Abstract: Two-dimensional (2D) coupled resonant optical waveguide (CROW), exhibiting topological edge states, provides an efficient platform for designing integrated topological photonic devices. In this paper, we propose an experimentally feasible design of 2D honeycomb CROW photonic structure. The characteristic optical system possesses two-fold and three-fold Dirac points at different positions in the Brillouin zone. The effective gauge fields implemented by the intrinsic pseudo-spin-orbit interaction open up topologically nontrivial bandgaps through the Dirac points. Spatial lattice geometries allow destructive wave interference, leading to a dispersionless, nearly-flat energy band in the vicinity of the three-fold Dirac point in the telecommunication frequency regime. This nontrivial nearly-flat band yields topologically protected edge states.

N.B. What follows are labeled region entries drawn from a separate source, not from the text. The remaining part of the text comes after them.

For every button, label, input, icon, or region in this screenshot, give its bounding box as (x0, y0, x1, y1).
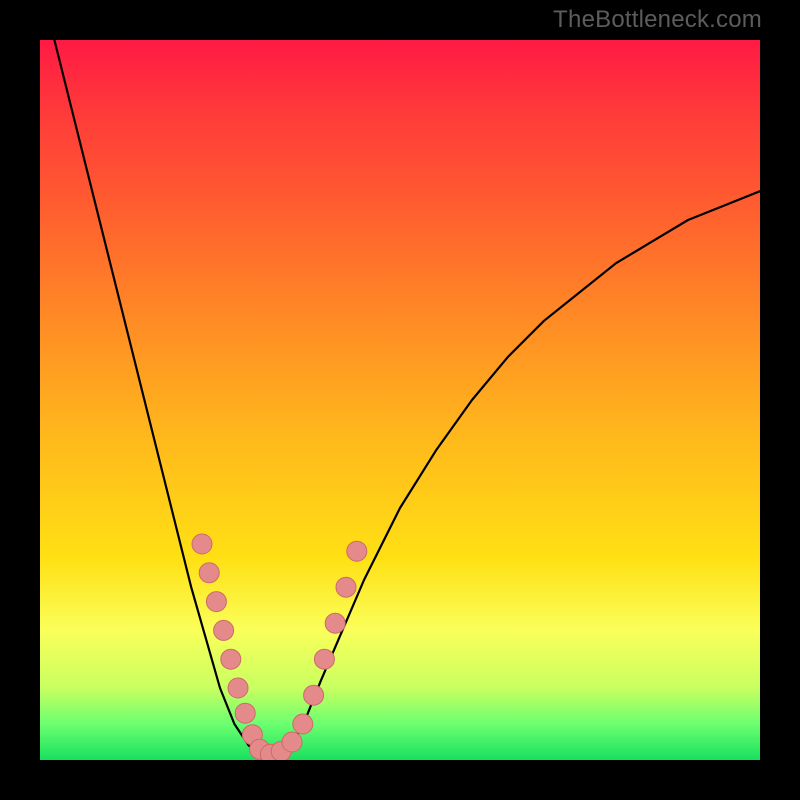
data-marker (206, 592, 226, 612)
chart-svg (40, 40, 760, 760)
data-marker (228, 678, 248, 698)
bottleneck-curve (54, 40, 760, 756)
data-marker (199, 563, 219, 583)
data-marker (221, 649, 241, 669)
data-marker (192, 534, 212, 554)
data-marker (293, 714, 313, 734)
data-marker (347, 541, 367, 561)
data-marker (336, 577, 356, 597)
data-marker (235, 703, 255, 723)
data-marker (325, 613, 345, 633)
branding-watermark: TheBottleneck.com (553, 6, 762, 34)
data-marker (214, 620, 234, 640)
data-marker (314, 649, 334, 669)
plot-area (40, 40, 760, 760)
data-marker (304, 685, 324, 705)
data-marker (282, 732, 302, 752)
chart-container: TheBottleneck.com (0, 0, 800, 800)
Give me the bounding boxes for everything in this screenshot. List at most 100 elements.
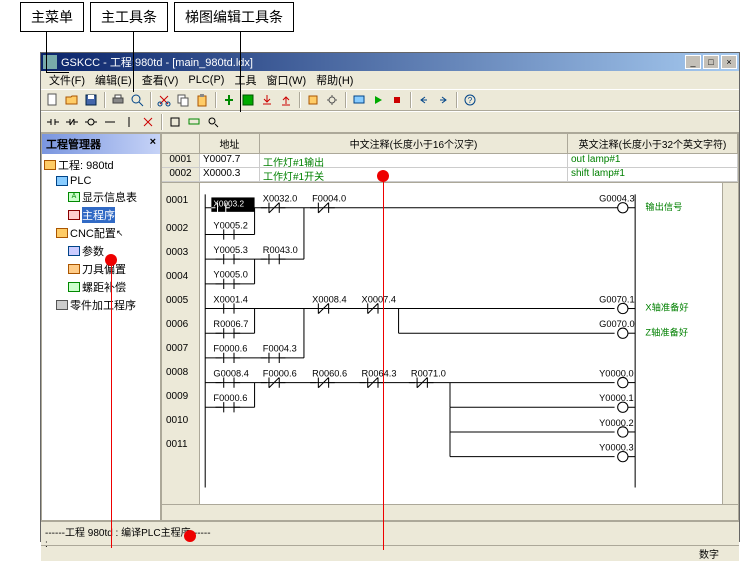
header-blank <box>162 134 200 153</box>
annotation-main-toolbar: 主工具条 <box>90 2 168 32</box>
contact-no-icon[interactable] <box>44 113 62 131</box>
toolbar-separator <box>299 92 301 108</box>
print-preview-icon[interactable] <box>128 91 146 109</box>
config-icon[interactable] <box>304 91 322 109</box>
main-toolbar: ? <box>41 89 739 111</box>
project-panel: 工程管理器 × 工程: 980td PLC A显示信息表 主程序 CNC配置↖ … <box>41 133 161 521</box>
cell-cn[interactable]: 工作灯#1输出 <box>260 154 568 168</box>
header-addr[interactable]: 地址 <box>200 134 260 153</box>
compile-icon[interactable] <box>220 91 238 109</box>
tree-params[interactable]: 参数 <box>44 242 158 260</box>
find-icon[interactable] <box>204 113 222 131</box>
horizontal-scrollbar[interactable] <box>162 504 738 520</box>
upload-icon[interactable] <box>277 91 295 109</box>
svg-text:F0004.3: F0004.3 <box>263 344 297 354</box>
open-icon[interactable] <box>63 91 81 109</box>
red-marker-dot <box>105 254 117 266</box>
contact-nc-icon[interactable] <box>63 113 81 131</box>
menu-plc[interactable]: PLC(P) <box>188 74 224 86</box>
cursor-icon: ↖ <box>116 228 124 239</box>
panel-close-button[interactable]: × <box>150 136 156 152</box>
header-chinese[interactable]: 中文注释(长度小于16个汉字) <box>260 134 568 153</box>
table-row[interactable]: 0001 Y0007.7 工作灯#1输出 out lamp#1 <box>162 154 738 168</box>
menu-file[interactable]: 文件(F) <box>49 72 85 88</box>
menu-edit[interactable]: 编辑(E) <box>95 72 132 88</box>
undo-icon[interactable] <box>415 91 433 109</box>
svg-text:X0008.4: X0008.4 <box>312 294 346 304</box>
svg-text:R0071.0: R0071.0 <box>411 368 446 378</box>
menu-window[interactable]: 窗口(W) <box>266 72 306 88</box>
svg-text:G0004.3: G0004.3 <box>599 194 635 204</box>
svg-text:X0032.0: X0032.0 <box>263 194 297 204</box>
svg-text:G0008.4: G0008.4 <box>213 368 248 378</box>
paste-icon[interactable] <box>193 91 211 109</box>
tree-root[interactable]: 工程: 980td <box>44 156 158 174</box>
app-window: GSKCC - 工程:980td - [main_980td.ldx] _ □ … <box>40 52 740 542</box>
vertical-scrollbar[interactable] <box>722 183 738 504</box>
minimize-button[interactable]: _ <box>685 55 701 69</box>
table-row[interactable]: 0002 X0000.3 工作灯#1开关 shift lamp#1 <box>162 168 738 182</box>
build-icon[interactable] <box>239 91 257 109</box>
maximize-button[interactable]: □ <box>703 55 719 69</box>
header-english[interactable]: 英文注释(长度小于32个英文字符) <box>568 134 738 153</box>
run-icon[interactable] <box>369 91 387 109</box>
tree-part-program[interactable]: 零件加工程序 <box>44 296 158 314</box>
hline-icon[interactable] <box>101 113 119 131</box>
download-icon[interactable] <box>258 91 276 109</box>
menubar: 文件(F) 编辑(E) 查看(V) PLC(P) 工具 窗口(W) 帮助(H) <box>41 71 739 89</box>
monitor-icon[interactable] <box>350 91 368 109</box>
project-tree: 工程: 980td PLC A显示信息表 主程序 CNC配置↖ 参数 刀具偏置 … <box>42 154 160 520</box>
svg-text:X0001.4: X0001.4 <box>213 294 247 304</box>
menu-help[interactable]: 帮助(H) <box>316 72 353 88</box>
save-icon[interactable] <box>82 91 100 109</box>
comment-icon[interactable] <box>185 113 203 131</box>
ladder-toolbar <box>41 111 739 133</box>
cell-cn[interactable]: 工作灯#1开关 <box>260 168 568 182</box>
svg-text:R0064.3: R0064.3 <box>362 368 397 378</box>
row-num: 0001 <box>162 154 200 168</box>
settings-icon[interactable] <box>323 91 341 109</box>
panel-title: 工程管理器 <box>46 136 101 152</box>
copy-icon[interactable] <box>174 91 192 109</box>
function-icon[interactable] <box>166 113 184 131</box>
annotation-connector <box>46 30 47 72</box>
tree-main-program[interactable]: 主程序 <box>44 206 158 224</box>
cell-addr[interactable]: X0000.3 <box>200 168 260 182</box>
svg-text:R0060.6: R0060.6 <box>312 368 347 378</box>
red-marker-dot <box>377 170 389 182</box>
close-button[interactable]: × <box>721 55 737 69</box>
new-icon[interactable] <box>44 91 62 109</box>
print-icon[interactable] <box>109 91 127 109</box>
ladder-editor[interactable]: 0001 0002 0003 0004 0005 0006 0007 0008 … <box>162 182 738 504</box>
annotation-connector <box>240 30 241 112</box>
delete-icon[interactable] <box>139 113 157 131</box>
ladder-diagram: X0003.2 X0032.0 F0004.0 G0004.3 输出信号 <box>162 183 738 504</box>
tree-plc[interactable]: PLC <box>44 174 158 188</box>
toolbar-separator <box>161 114 163 130</box>
redo-icon[interactable] <box>434 91 452 109</box>
cell-en[interactable]: out lamp#1 <box>568 154 738 168</box>
help-icon[interactable]: ? <box>461 91 479 109</box>
svg-text:G0070.0: G0070.0 <box>599 319 635 329</box>
stop-icon[interactable] <box>388 91 406 109</box>
coil-icon[interactable] <box>82 113 100 131</box>
cell-en[interactable]: shift lamp#1 <box>568 168 738 182</box>
svg-text:输出信号: 输出信号 <box>645 201 682 212</box>
tree-tool-offset[interactable]: 刀具偏置 <box>44 260 158 278</box>
svg-text:F0004.0: F0004.0 <box>312 194 346 204</box>
annotation-connector <box>46 72 69 73</box>
tree-info-table[interactable]: A显示信息表 <box>44 188 158 206</box>
annotation-ladder-toolbar: 梯图编辑工具条 <box>174 2 294 32</box>
red-marker-line <box>383 182 384 550</box>
ladder-row-numbers: 0001 0002 0003 0004 0005 0006 0007 0008 … <box>162 183 200 504</box>
cut-icon[interactable] <box>155 91 173 109</box>
tree-cnc-config[interactable]: CNC配置↖ <box>44 224 158 242</box>
svg-text:R0043.0: R0043.0 <box>263 245 298 255</box>
cell-addr[interactable]: Y0007.7 <box>200 154 260 168</box>
menu-view[interactable]: 查看(V) <box>142 72 179 88</box>
data-table-header: 地址 中文注释(长度小于16个汉字) 英文注释(长度小于32个英文字符) <box>162 134 738 154</box>
vline-icon[interactable] <box>120 113 138 131</box>
toolbar-separator <box>215 92 217 108</box>
tree-pitch-comp[interactable]: 螺距补偿 <box>44 278 158 296</box>
menu-tools[interactable]: 工具 <box>234 72 256 88</box>
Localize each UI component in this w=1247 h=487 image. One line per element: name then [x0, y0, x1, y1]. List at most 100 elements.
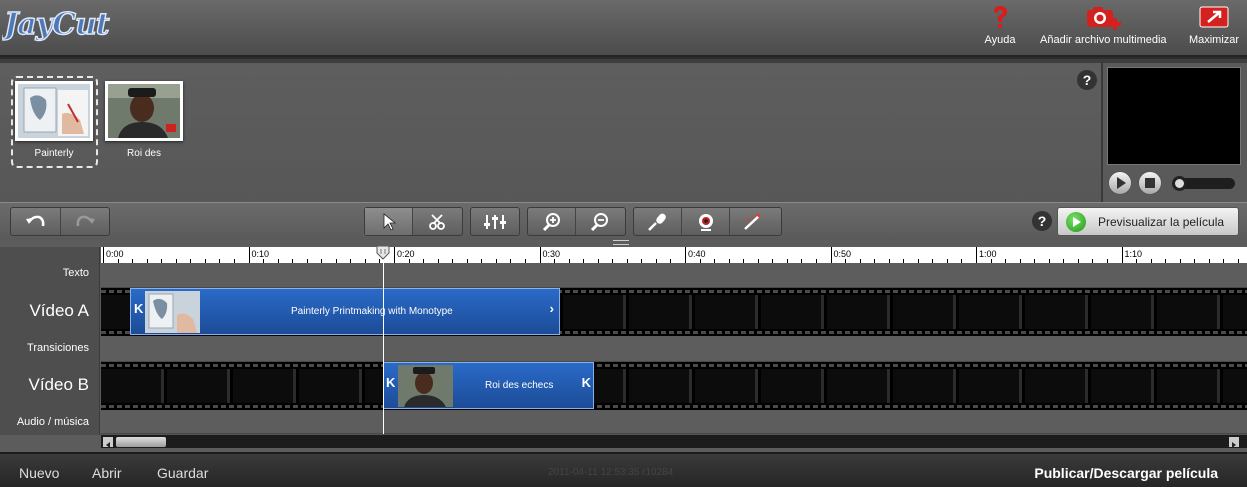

The pertinent physical effects brought about due to non-Hermitian gain/loss medium into the honeycomb CROW device are discussed. The generalized gain-loss lattice with parity-time symmetry decouples the gain and the loss at opposite zigzag edges, leading to purely gain or loss edge channels. Meanwhile, the gain and loss effects on the armchair boundary cancel each other, giving rise to dissipationless edge states in non-Hermitian optical systems. These characteristics underpin the fundamental importance as well as the potential applications in various optical devices such as polarizers, optical couplers, beam splitters and slow light delay lines.